En los casi dos siglos de independencia, escasísimos han sido los periodos de democracia -los años de la presidencia de Benito Juárez, los meses de la de Francisco I. Madero- hasta las elecciones de 2000, que permitió acabar con 70 años de poder exclusivo de un partido que, apoyándose en la legitimidad revolucionaria y cumpliendo estrictamente con el principio de no reelección, mantuvo una llamativa estabilidad institucional. Férreo control político, pero manteniendo la ficción democrática con elecciones truncadas y partidos de oposición integrados en el sistema, que sin duda ha facilitado la actual transición, unido a un crecimiento económico considerable hasta finales de los setenta, en que quiebra el modelo de desarrollo dirigido por el Estado, pero que había permitido una amplia movilidad social que creó las clases medias sobre las que hoy se apoya la naciente democracia.

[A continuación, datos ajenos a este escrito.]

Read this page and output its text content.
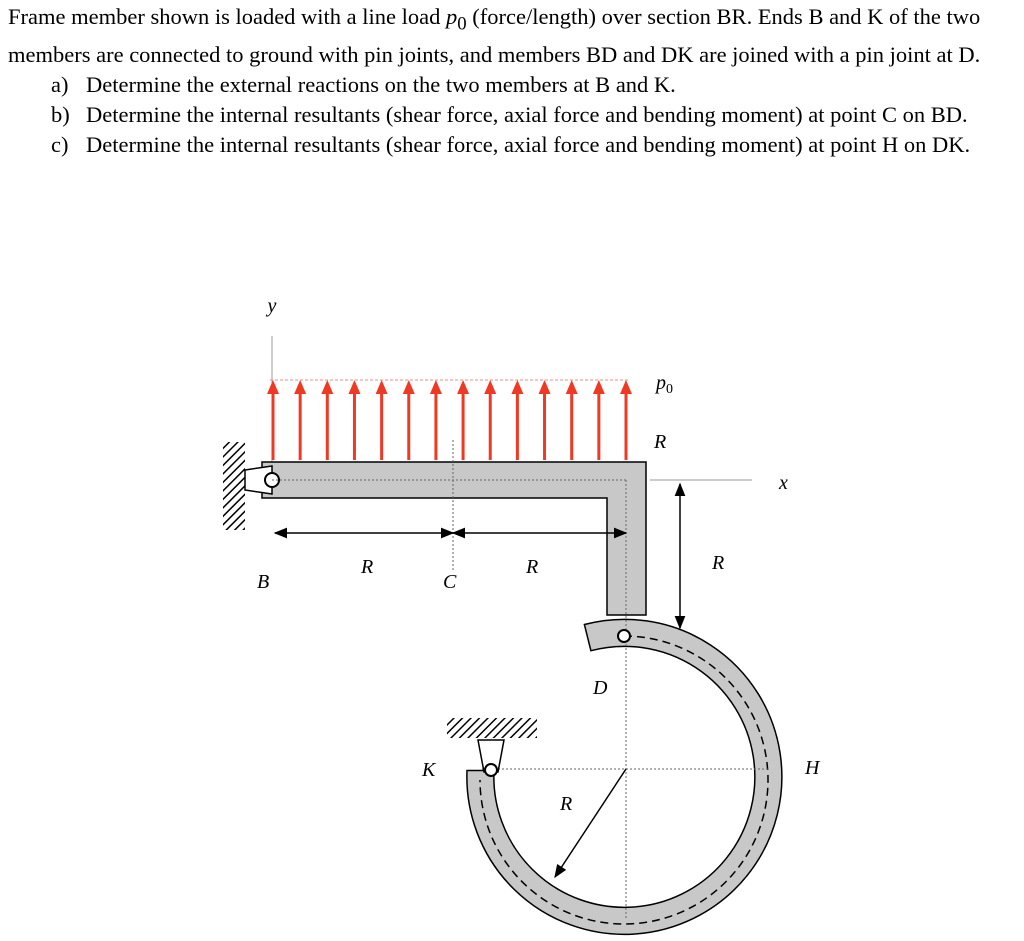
Frame member shown is loaded with a line load $p_0$ (force/length) over section BR. Ends B and K of the two members are connected to ground with pin joints, and members BD and DK are joined with a pin joint at D.

a) Determine the external reactions on the two members at B and K.
b) Determine the internal resultants (shear force, axial force and bending moment) at point C on BD.
c) Determine the internal resultants (shear force, axial force and bending moment) at point H on DK.
y
$p_0$
R
x
R	R	R
B	C
D
K	H
R
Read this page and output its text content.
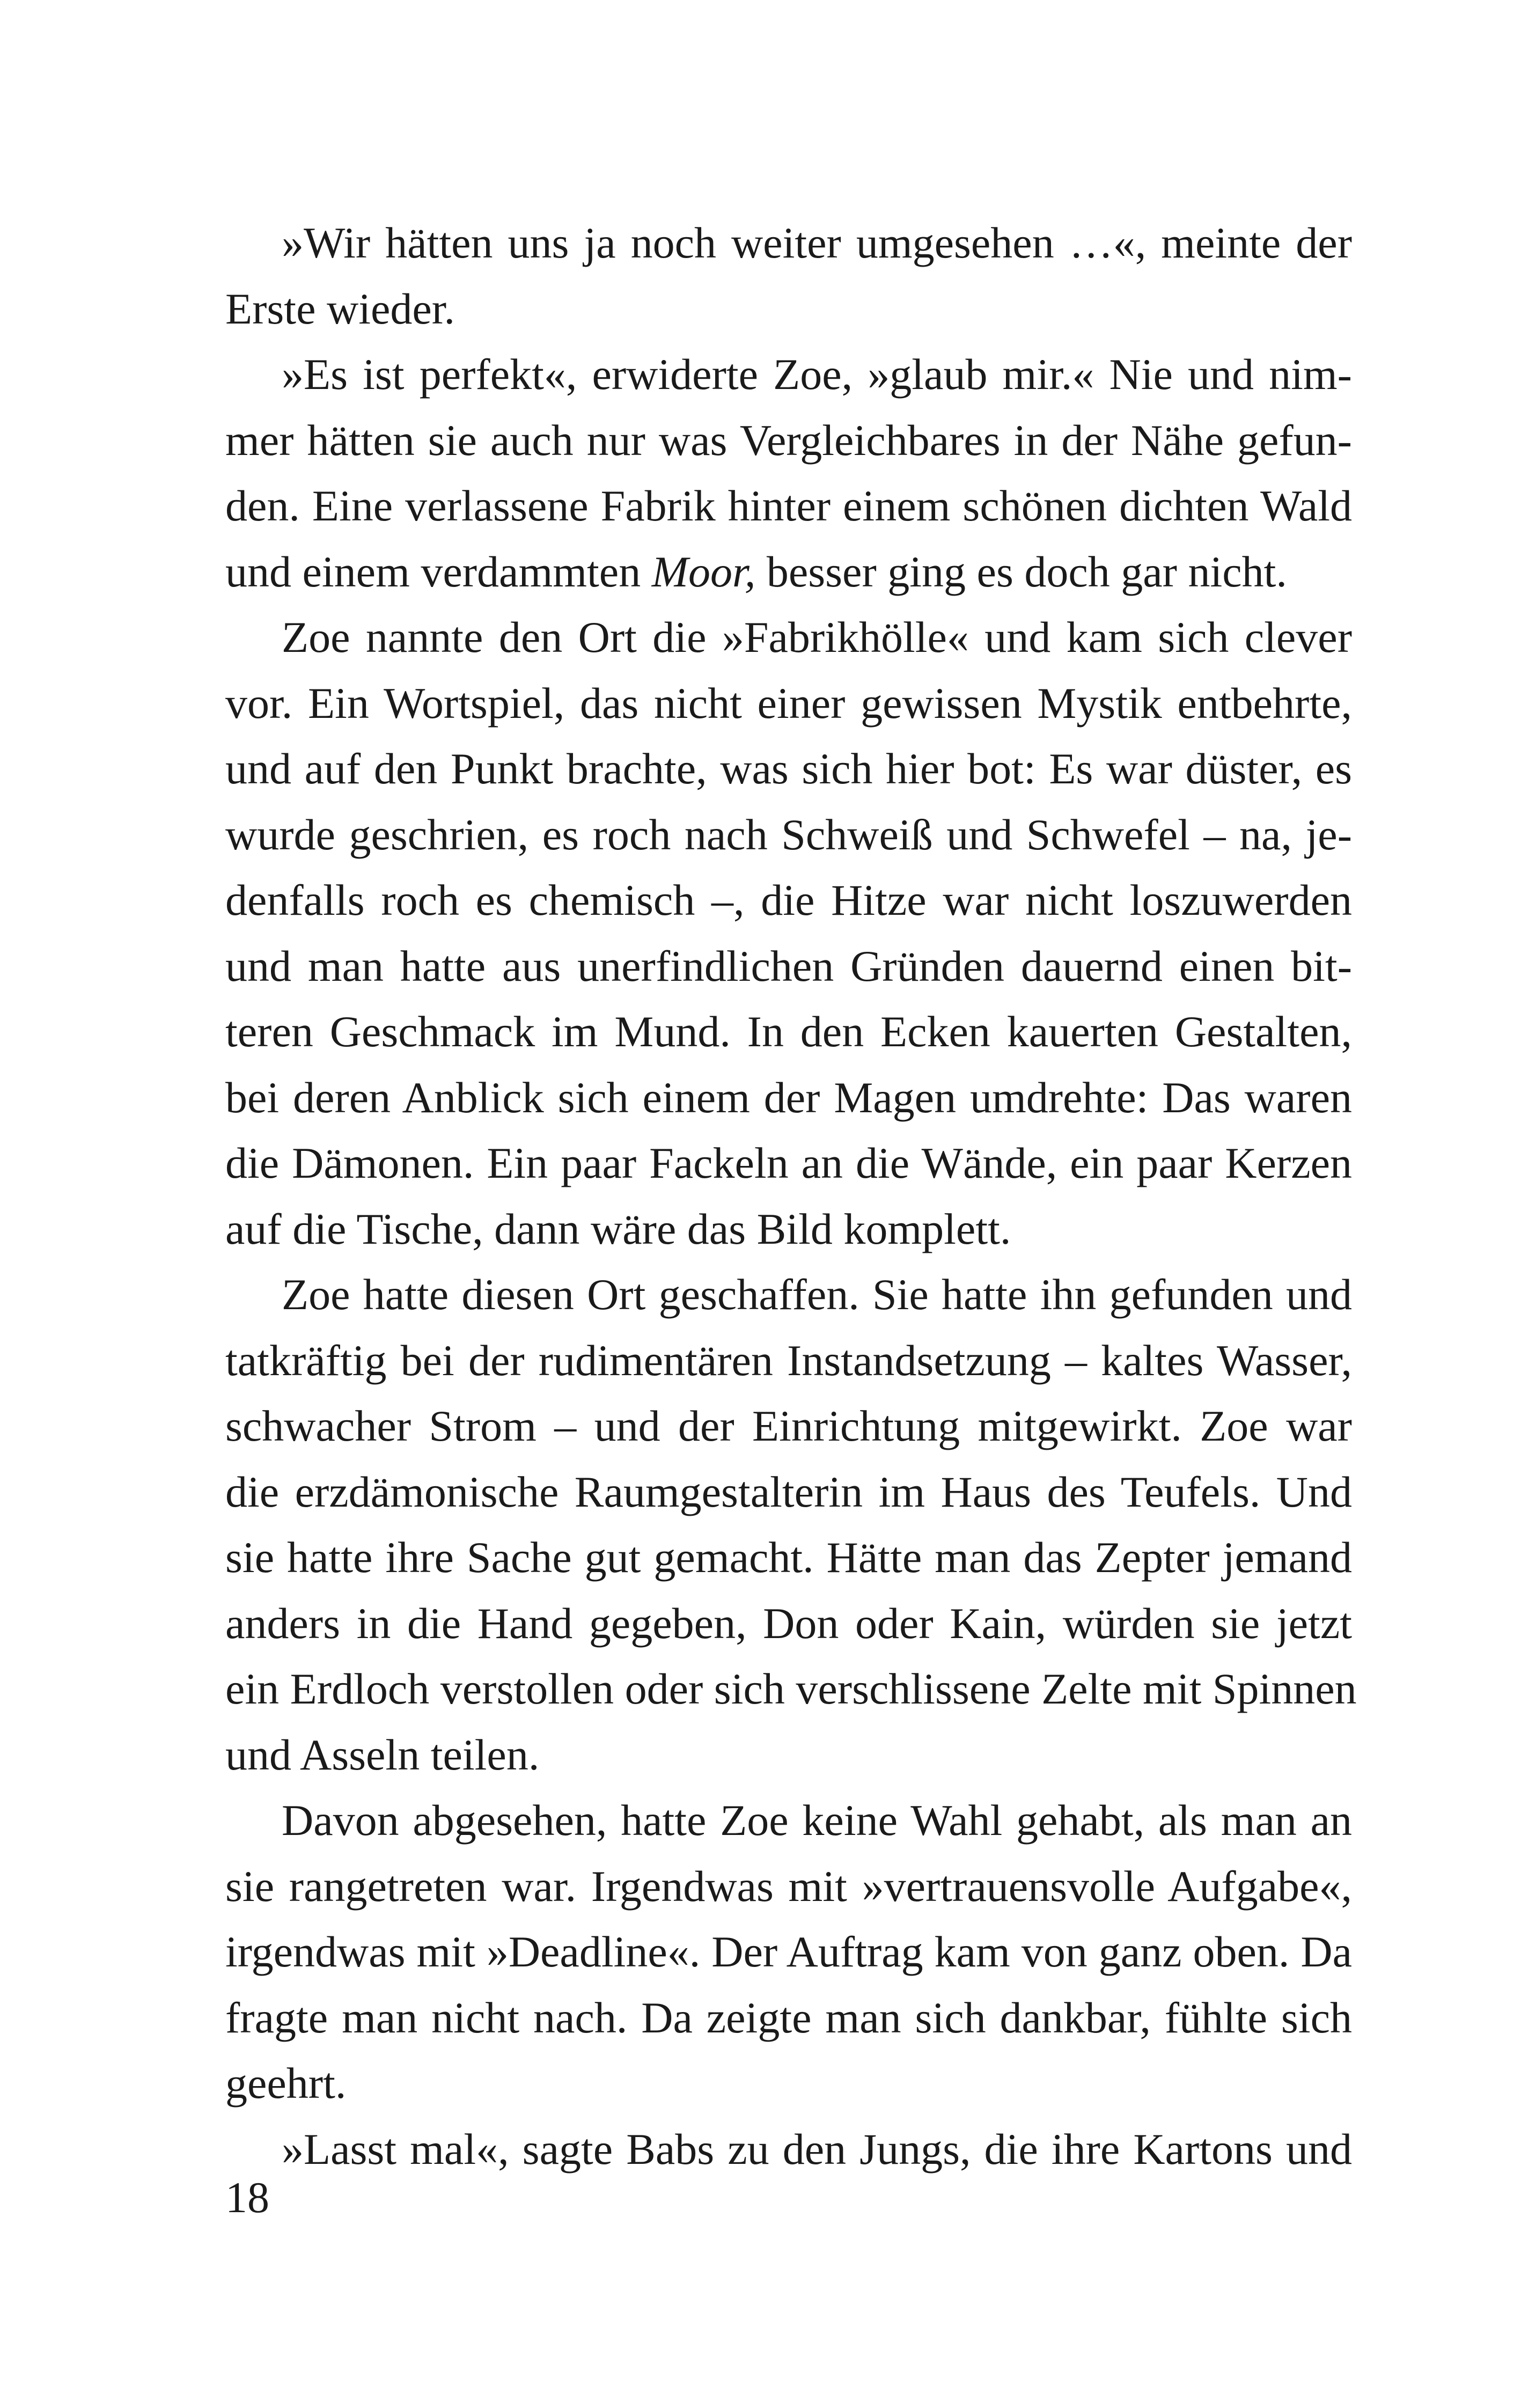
»Wir hätten uns ja noch weiter umgesehen …«, meinte der
Erste wieder.
»Es ist perfekt«, erwiderte Zoe, »glaub mir.« Nie und nim-
mer hätten sie auch nur was Vergleichbares in der Nähe gefun-
den. Eine verlassene Fabrik hinter einem schönen dichten Wald
und einem verdammten Moor, besser ging es doch gar nicht.
Zoe nannte den Ort die »Fabrikhölle« und kam sich clever
vor. Ein Wortspiel, das nicht einer gewissen Mystik entbehrte,
und auf den Punkt brachte, was sich hier bot: Es war düster, es
wurde geschrien, es roch nach Schweiß und Schwefel – na, je-
denfalls roch es chemisch –, die Hitze war nicht loszuwerden
und man hatte aus unerfindlichen Gründen dauernd einen bit-
teren Geschmack im Mund. In den Ecken kauerten Gestalten,
bei deren Anblick sich einem der Magen umdrehte: Das waren
die Dämonen. Ein paar Fackeln an die Wände, ein paar Kerzen
auf die Tische, dann wäre das Bild komplett.
Zoe hatte diesen Ort geschaffen. Sie hatte ihn gefunden und
tatkräftig bei der rudimentären Instandsetzung – kaltes Wasser,
schwacher Strom – und der Einrichtung mitgewirkt. Zoe war
die erzdämonische Raumgestalterin im Haus des Teufels. Und
sie hatte ihre Sache gut gemacht. Hätte man das Zepter jemand
anders in die Hand gegeben, Don oder Kain, würden sie jetzt
ein Erdloch verstollen oder sich verschlissene Zelte mit Spinnen
und Asseln teilen.
Davon abgesehen, hatte Zoe keine Wahl gehabt, als man an
sie rangetreten war. Irgendwas mit »vertrauensvolle Aufgabe«,
irgendwas mit »Deadline«. Der Auftrag kam von ganz oben. Da
fragte man nicht nach. Da zeigte man sich dankbar, fühlte sich
geehrt.
»Lasst mal«, sagte Babs zu den Jungs, die ihre Kartons und
18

La revolución de 1910, tras el largo periodo de estabilidad política que proporcionó el porfiriato, con un crecimiento económico importante, que en sus dos últimas décadas se distinguió por una enorme concentración de riqueza y la influencia creciente del capital extranjero, estalla en el momento en que se quiere dar paso a una democracia. Cierto que el México de hoy poco tiene que ver con el de comienzos del siglo pasado: de 15 millones de habitantes se ha pasado a más 100, un dato que no hace la situación más manejable; pero entonces sólo el 28% de la población sabía leer y escribir y hoy es el 24% el número de analfabetos; la población urbana ha pasado del 29% al 75%; y si en 1910, el 67% trabajaba en la agricultura, hoy lo hacen menos del 20%, ocupada la mayor parte, el 55%, en servicios. Pero desde que México se abrió a la economía mundial al integrarse en el GATT en 1986 y a Estados Unidos con el Tratado de Libre Comercio en 1995, ha aumentado la concentración de la riqueza, la movilidad social se ha estancado y las clases medias han ido perdiendo posiciones.
Con todo, dos son las diferencias fundamentales que no hacen creíble que se repitan los acontecimientos. Además de contar hoy con una numerosa clase media que desempeña un papel estabilizador, el Ejército está en condiciones de reprimir cualquier insurrección, a diferencia del de don Porfirio, que lo había mantenido en sus mínimos para evitar que se le sublevase; la segunda, que Estados Unidos, si fuese necesario, intervendría a favor del orden constituido, y no como en 1910 apoyando a determinadas familias revolucionarias. Lo que más impresiona al que recorra el país en este mes de septiembre es la tranquilidad distante con la que la población observa hechos tan graves, pese a que, como es natural, llenen los periódicos y los programas televisivos. Algo que permite muy diversas interpretaciones.